O tom de Tralli impressionou os mais jovens. Em dado momento, o jornalista diz: “A baixinha gordinha, 80 kg com cara de bolacha, descobriu na própria feiura a sua fonte de renda”. A “baixinha” é Shahar Boyayan.
À época, a atriz ganhou destaque por abrir uma agência especializada em pessoas fora do padrão. “É muito bom a gente olhar isso com choque e ver que não iria acontecer mais. Na época estava dentro do contexto, não foi nunca assunto. Ao contrário, recebíamos telefonemas do tipo: ‘Aí é a agência dos feios?’ E era. Tínhamos fila na rua de gente querendo aparecer na TV. Ela cumpriu o propósito dela na época. É bom ver hoje que você olha e fala: como uma pessoa pode se dirigir a outra dessa maneira? Então, as coisas mudaram e mudaram para melhor”, diz a profissional que hoje mora nos Estados Unidos e dirige uma empresa de live streaming que transmite cursos variados.
A matéria em questão foi a primeira de muitas, conforme explica a profissional. “Depois a gente saiu em tudo quanto era canal de TV”, relembra.
As reportagens abriram portas. “Mudou a conversa que existia na propaganda de só se usar modelos”, analisa. “Acabamos colocando centenas de atores em comerciais de TV. Funcionou muito bem. Ela só fechou porque eu me mudei para os Estados Unidos”, conta Shahar.

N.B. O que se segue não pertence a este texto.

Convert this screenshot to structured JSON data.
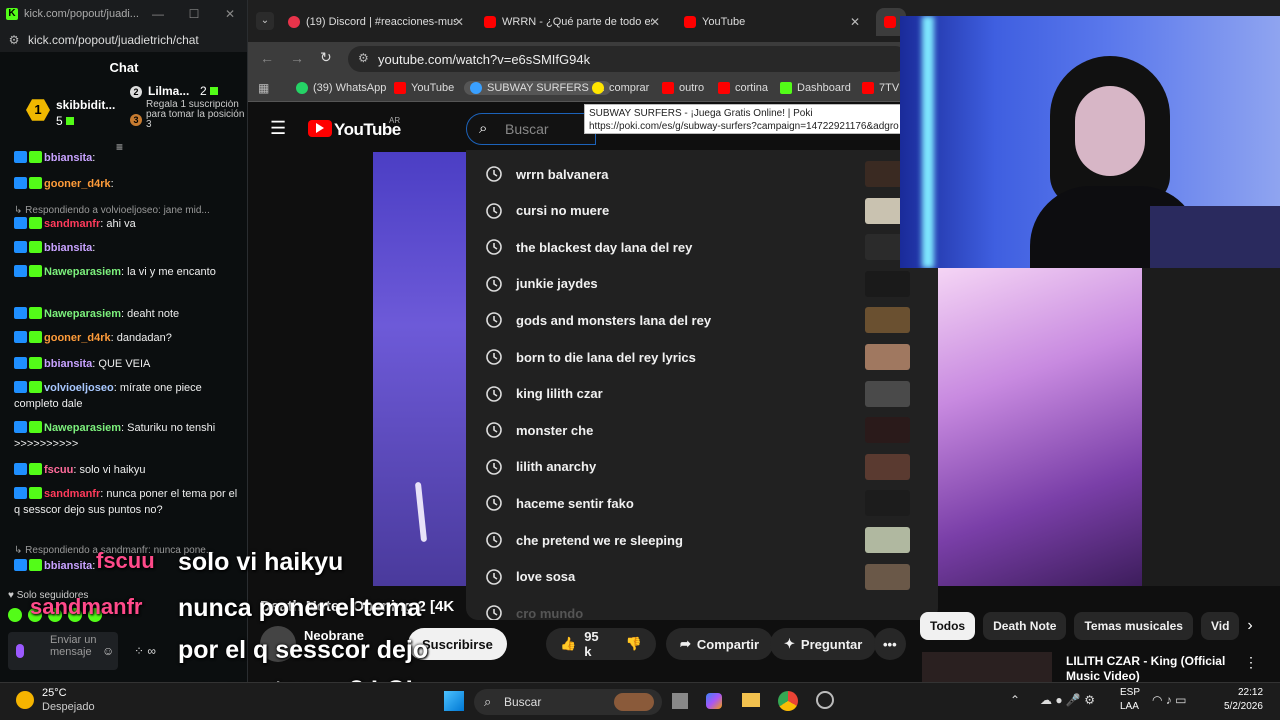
{
  "kick": {
    "window_url_short": "kick.com/popout/juadi...",
    "url": "kick.com/popout/juadietrich/chat",
    "title": "Chat",
    "podium": {
      "first": {
        "rank": "1",
        "name": "skibbidit...",
        "count": "5"
      },
      "second": {
        "rank": "2",
        "name": "Lilma...",
        "count": "2"
      },
      "third": {
        "rank": "3",
        "text": "Regala 1 suscripción para tomar la posición 3"
      }
    },
    "messages": [
      {
        "user": "bbiansita",
        "color": "#c8a2ff",
        "text": ""
      },
      {
        "user": "gooner_d4rk",
        "color": "#ff9c3a",
        "text": ""
      },
      {
        "reply": "Respondiendo a volvioeljoseo: jane mid..."
      },
      {
        "user": "sandmanfr",
        "color": "#ff3b5c",
        "text": "ahi va"
      },
      {
        "user": "bbiansita",
        "color": "#c8a2ff",
        "text": ""
      },
      {
        "user": "Naweparasiem",
        "color": "#7cf07c",
        "text": "la vi y me encanto"
      },
      {
        "user": "Naweparasiem",
        "color": "#7cf07c",
        "text": "deaht note"
      },
      {
        "user": "gooner_d4rk",
        "color": "#ff9c3a",
        "text": "dandadan?"
      },
      {
        "user": "bbiansita",
        "color": "#c8a2ff",
        "text": "QUE VEIA"
      },
      {
        "user": "volvioeljoseo",
        "color": "#a8c8ff",
        "text": "mírate one piece completo dale"
      },
      {
        "user": "Naweparasiem",
        "color": "#7cf07c",
        "text": "Saturiku no tenshi >>>>>>>>>>"
      },
      {
        "user": "fscuu",
        "color": "#ff6b9a",
        "text": "solo vi haikyu"
      },
      {
        "user": "sandmanfr",
        "color": "#ff3b5c",
        "text": "nunca poner el tema por el q sesscor dejo sus puntos no?"
      },
      {
        "reply": "Respondiendo a sandmanfr: nunca pone..."
      },
      {
        "user": "bbiansita",
        "color": "#c8a2ff",
        "text": ""
      }
    ],
    "followers_only": "Solo seguidores",
    "send_placeholder": "Enviar un mensaje",
    "emote_count": "7"
  },
  "browser": {
    "tabs": [
      {
        "label": "(19) Discord | #reacciones-mus",
        "color": "#e8334a"
      },
      {
        "label": "WRRN - ¿Qué parte de todo es",
        "color": "#ff0000"
      },
      {
        "label": "YouTube",
        "color": "#ff0000"
      }
    ],
    "url": "youtube.com/watch?v=e6sSMIfG94k",
    "bookmarks": [
      {
        "label": "(39) WhatsApp",
        "color": "#25d366"
      },
      {
        "label": "YouTube",
        "color": "#ff0000"
      },
      {
        "label": "SUBWAY SURFERS -...",
        "color": "#3aa0ff"
      },
      {
        "label": "comprar",
        "color": "#ffe600"
      },
      {
        "label": "outro",
        "color": "#ff0000"
      },
      {
        "label": "cortina",
        "color": "#ff0000"
      },
      {
        "label": "Dashboard",
        "color": "#53fc18"
      },
      {
        "label": "7TV",
        "color": "#ff0000"
      }
    ],
    "tooltip_title": "SUBWAY SURFERS - ¡Juega Gratis Online! | Poki",
    "tooltip_url": "https://poki.com/es/g/subway-surfers?campaign=14722921176&adgro"
  },
  "youtube": {
    "logo": "YouTube",
    "region": "AR",
    "search_placeholder": "Buscar",
    "suggestions": [
      "wrrn balvanera",
      "cursi no muere",
      "the blackest day lana del rey",
      "junkie jaydes",
      "gods and monsters lana del rey",
      "born to die lana del rey lyrics",
      "king lilith czar",
      "monster che",
      "lilith anarchy",
      "haceme sentir fako",
      "che pretend we re sleeping",
      "love sosa",
      "cro mundo"
    ],
    "video_title": "Death Note - Opening 2 [4K",
    "channel": "Neobrane",
    "subscribe": "Suscribirse",
    "likes": "95 k",
    "share": "Compartir",
    "ask": "Preguntar",
    "chips": [
      "Todos",
      "Death Note",
      "Temas musicales",
      "Vid"
    ],
    "rec_title": "LILITH CZAR - King (Official Music Video)"
  },
  "overlay": {
    "line1_user": "fscuu",
    "line1_text": "solo vi haikyu",
    "line2_user": "sandmanfr",
    "line2_text": "nunca poner el tema",
    "line3_text": "por el q sesscor dejo",
    "line4_text": "sus puntos no? LOL"
  },
  "taskbar": {
    "temp": "25°C",
    "weather": "Despejado",
    "search": "Buscar",
    "lang1": "ESP",
    "lang2": "LAA",
    "time": "22:12",
    "date": "5/2/2026"
  }
}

A agência chamava-se Funny Faces. “Ela era a segunda do mundo nesse nicho. Só existia uma outra chamada Ugly, que ficava na Inglaterra. Nós abrimos logo em seguida no Brasil”, rememora.
Nos anos 90 a diversidade ainda engatinhava na propaganda. “Hoje você vê empresas como Dove fazendo comerciais para a mulher ser o que ela é, do jeito que ela é. Em 1994 foi o começo dessa conversa”, reflete a empresária. Ela conta um episódio curioso da época: “Teve um caso com a Pernambucanas que eles fizeram o mesmo comercial com três gordinhas, eu e mais duas, e com três magrinhas. Colocaram na TV para ver qual seria a recepção. O que o público gostasse mais ficava, e foi o das gordinhas. Começamos uma conversa nova ali”.
Evoluímos desde 1994? Shahar acredita que sim, mas ainda há um longo caminho. “Ainda estamos caminhando. Na mídia hoje essa matéria seria impossível, certo? É bom que isso tenha saído da mídia, mas será que a gente está mesmo representado? Quando você fala de novelas, de histórias, de séries, temos representadas pessoas gordas, que andam de cadeiras de rodas, que tenham outra coisa que as tire do que a maioria percebe como padrão? Acho que ainda não”.
“A maneira como é meu físico não tem nada a ver com o que eu posso ou não posso fazer na vida. Nem eu, nem ninguém”, finaliza.